The guy is a school dad. One of the talk it up types; surfing 8 footers, getting barreled and the like. Yet surfs like he’s hanging a bog. Fucken kook. I’m a hack but at least I know it. 

I don’t have a bad hip. I’ve actually had a debilitating run of persistent pelvic and bladder pain and haven’t ridden a board or done much apart from walk in the last 6 months. Too many years treating my body like a garbage bin, combined with 3 births in under 4 years and my rig has packed it in. It’s been humbling. And necessary if I’m honest. The pain has been slowly dissipating and I’m back in the water bodysurfing. 

It’s intriguing that this man views the experience of bodysurfing as secondary to surfing. It’s a vibe I’ve got quite a bit lately. Like, placing yourself in a vertical position on a wave is somehow superior to being horizontal: bodysurfing, mat riding, knee boarding etc. A literal hierarchy: the higher you are, the better. Actually, nah…foils and SUPs are vilified by the purists. 

Despite the myriad of craft (and absence of craft) embraced by many, there are still streams of bigotry in surf culture, even if the messages are subtle. Or not subtle at all. I know a mum whose son was enjoying riding waves prone. She told him to STAND UP! Laying down or kneeling is not surfing! No room for cripples or gut sliders in that camp. 

I know a lot of surfers that have learned as adults. I’m one of them. But I find it a curious thing that very few of them bodysurf. I’m not sure why. Perhaps a lack of swimming confidence. I’m biased as I grew up swimming and bodysurfing as a nipper despite living an hour from the beach, but a body bash is to me the most free and unencumbered way of catching waves. Trying to surf without knowing how to bodysurf seems like trying to run without knowing how to walk. 

But bodysurfing is not that sellable. Or fashionable. And perhaps that’s the thing — for many there’s a greater investment in the image of being a surfer than there is in the actual experience of riding a wave. Ostensibly, watching someone bodysurf is not as visually pleasing as watching a surfer atop a board. There’s not as much happening above the water. But that immersion is what makes the felt experience of bodysurfing something else entirely. 

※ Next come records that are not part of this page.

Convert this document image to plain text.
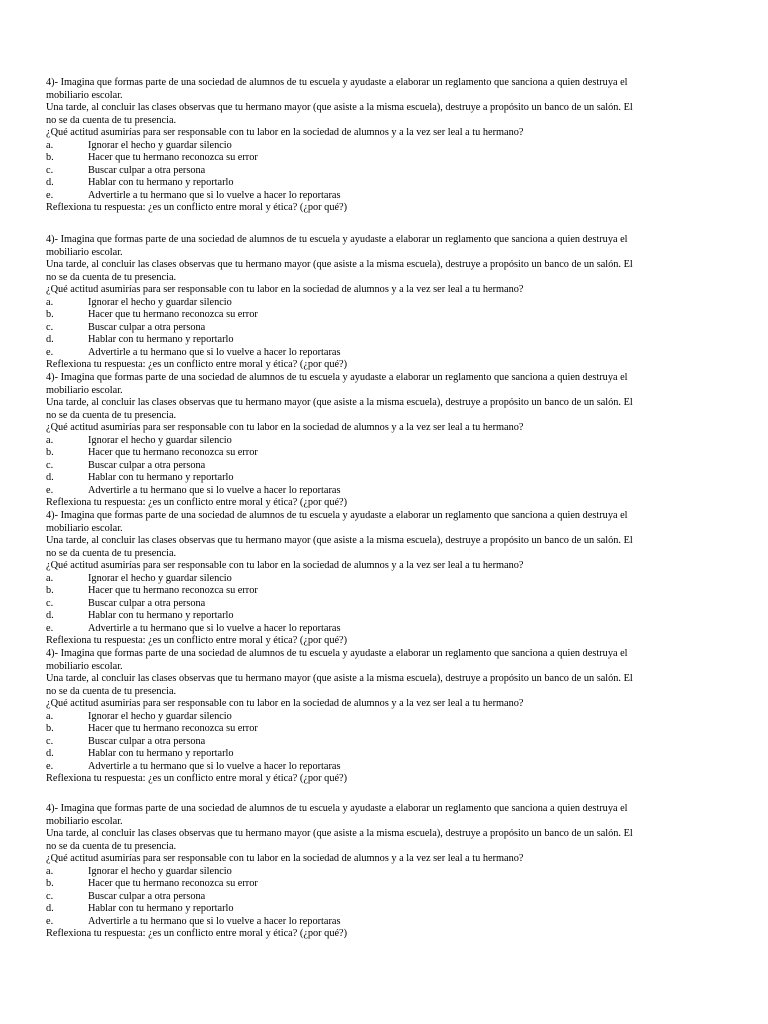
4)- Imagina que formas parte de una sociedad de alumnos de tu escuela y ayudaste a elaborar un reglamento que sanciona a quien destruya el
mobiliario escolar.
Una tarde, al concluir las clases observas que tu hermano mayor (que asiste a la misma escuela), destruye a propósito un banco de un salón. El
no se da cuenta de tu presencia.
¿Qué actitud asumirías para ser responsable con tu labor en la sociedad de alumnos y a la vez ser leal a tu hermano?
a.	Ignorar el hecho y guardar silencio
b.	Hacer que tu hermano reconozca su error
c.	Buscar culpar a otra persona
d.	Hablar con tu hermano y reportarlo
e.	Advertirle a tu hermano que si lo vuelve a hacer lo reportaras
Reflexiona tu respuesta: ¿es un conflicto entre moral y ética? (¿por qué?)
4)- Imagina que formas parte de una sociedad de alumnos de tu escuela y ayudaste a elaborar un reglamento que sanciona a quien destruya el
mobiliario escolar.
Una tarde, al concluir las clases observas que tu hermano mayor (que asiste a la misma escuela), destruye a propósito un banco de un salón. El
no se da cuenta de tu presencia.
¿Qué actitud asumirías para ser responsable con tu labor en la sociedad de alumnos y a la vez ser leal a tu hermano?
a.	Ignorar el hecho y guardar silencio
b.	Hacer que tu hermano reconozca su error
c.	Buscar culpar a otra persona
d.	Hablar con tu hermano y reportarlo
e.	Advertirle a tu hermano que si lo vuelve a hacer lo reportaras
Reflexiona tu respuesta: ¿es un conflicto entre moral y ética? (¿por qué?)
4)- Imagina que formas parte de una sociedad de alumnos de tu escuela y ayudaste a elaborar un reglamento que sanciona a quien destruya el
mobiliario escolar.
Una tarde, al concluir las clases observas que tu hermano mayor (que asiste a la misma escuela), destruye a propósito un banco de un salón. El
no se da cuenta de tu presencia.
¿Qué actitud asumirías para ser responsable con tu labor en la sociedad de alumnos y a la vez ser leal a tu hermano?
a.	Ignorar el hecho y guardar silencio
b.	Hacer que tu hermano reconozca su error
c.	Buscar culpar a otra persona
d.	Hablar con tu hermano y reportarlo
e.	Advertirle a tu hermano que si lo vuelve a hacer lo reportaras
Reflexiona tu respuesta: ¿es un conflicto entre moral y ética? (¿por qué?)
4)- Imagina que formas parte de una sociedad de alumnos de tu escuela y ayudaste a elaborar un reglamento que sanciona a quien destruya el
mobiliario escolar.
Una tarde, al concluir las clases observas que tu hermano mayor (que asiste a la misma escuela), destruye a propósito un banco de un salón. El
no se da cuenta de tu presencia.
¿Qué actitud asumirías para ser responsable con tu labor en la sociedad de alumnos y a la vez ser leal a tu hermano?
a.	Ignorar el hecho y guardar silencio
b.	Hacer que tu hermano reconozca su error
c.	Buscar culpar a otra persona
d.	Hablar con tu hermano y reportarlo
e.	Advertirle a tu hermano que si lo vuelve a hacer lo reportaras
Reflexiona tu respuesta: ¿es un conflicto entre moral y ética? (¿por qué?)
4)- Imagina que formas parte de una sociedad de alumnos de tu escuela y ayudaste a elaborar un reglamento que sanciona a quien destruya el
mobiliario escolar.
Una tarde, al concluir las clases observas que tu hermano mayor (que asiste a la misma escuela), destruye a propósito un banco de un salón. El
no se da cuenta de tu presencia.
¿Qué actitud asumirías para ser responsable con tu labor en la sociedad de alumnos y a la vez ser leal a tu hermano?
a.	Ignorar el hecho y guardar silencio
b.	Hacer que tu hermano reconozca su error
c.	Buscar culpar a otra persona
d.	Hablar con tu hermano y reportarlo
e.	Advertirle a tu hermano que si lo vuelve a hacer lo reportaras
Reflexiona tu respuesta: ¿es un conflicto entre moral y ética? (¿por qué?)
4)- Imagina que formas parte de una sociedad de alumnos de tu escuela y ayudaste a elaborar un reglamento que sanciona a quien destruya el
mobiliario escolar.
Una tarde, al concluir las clases observas que tu hermano mayor (que asiste a la misma escuela), destruye a propósito un banco de un salón. El
no se da cuenta de tu presencia.
¿Qué actitud asumirías para ser responsable con tu labor en la sociedad de alumnos y a la vez ser leal a tu hermano?
a.	Ignorar el hecho y guardar silencio
b.	Hacer que tu hermano reconozca su error
c.	Buscar culpar a otra persona
d.	Hablar con tu hermano y reportarlo
e.	Advertirle a tu hermano que si lo vuelve a hacer lo reportaras
Reflexiona tu respuesta: ¿es un conflicto entre moral y ética? (¿por qué?)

You are more in the ocean, than on it. Able to see the eddies and foam spirals underneath broken waves as you claw your fingers into the sea floor; the span of your body elongated by the passing swell. Eyes and ears on the surface of the water you can hear the audible Schweppes like fizz of foam. And the occasional ripple of fear that comes with being immersed without a shield.

You’re disguised by the water and take up minimal space in the lineup. So much of surfing is posturing and positioning — taking up space. Making your presence felt. But when swimming, you’re just a bobbing head. Stealthily kicking around a couple of metres from a surfer, you’re a benign presence — not a threat. 

There’s no bogged rails or botched take-offs. Getting throttled and rolled is part of the game. Though bodysurfing was my way into the ocean, I had often neglected its simple thrill as an adult in pursuit of getting better at surfing.

Recovering from a state of pain led me back to the ease of bodysurfing. The ugliness of my obsessive and competitive tendencies dissolved when a board was removed from the surfing equation. Navigating lineup dynamics, performance anxiety and harsh self-criticism all but gone. 

Heaps of surfers say they always feel better after a surf. I’m not one of them. I’ve had some crackers of course. I love surfing. But not always. I’ve had surfs where I’ve come in wanting to smash something or someone; fuming at myself for blundering a good wave or being out of position, or at some prick that despite bagging a ton, snaked me on the only bloody wave I caught. Greedy cunt. 

But bodysurfing…it just always feels so good. And I don’t look like I’m hanging a bog.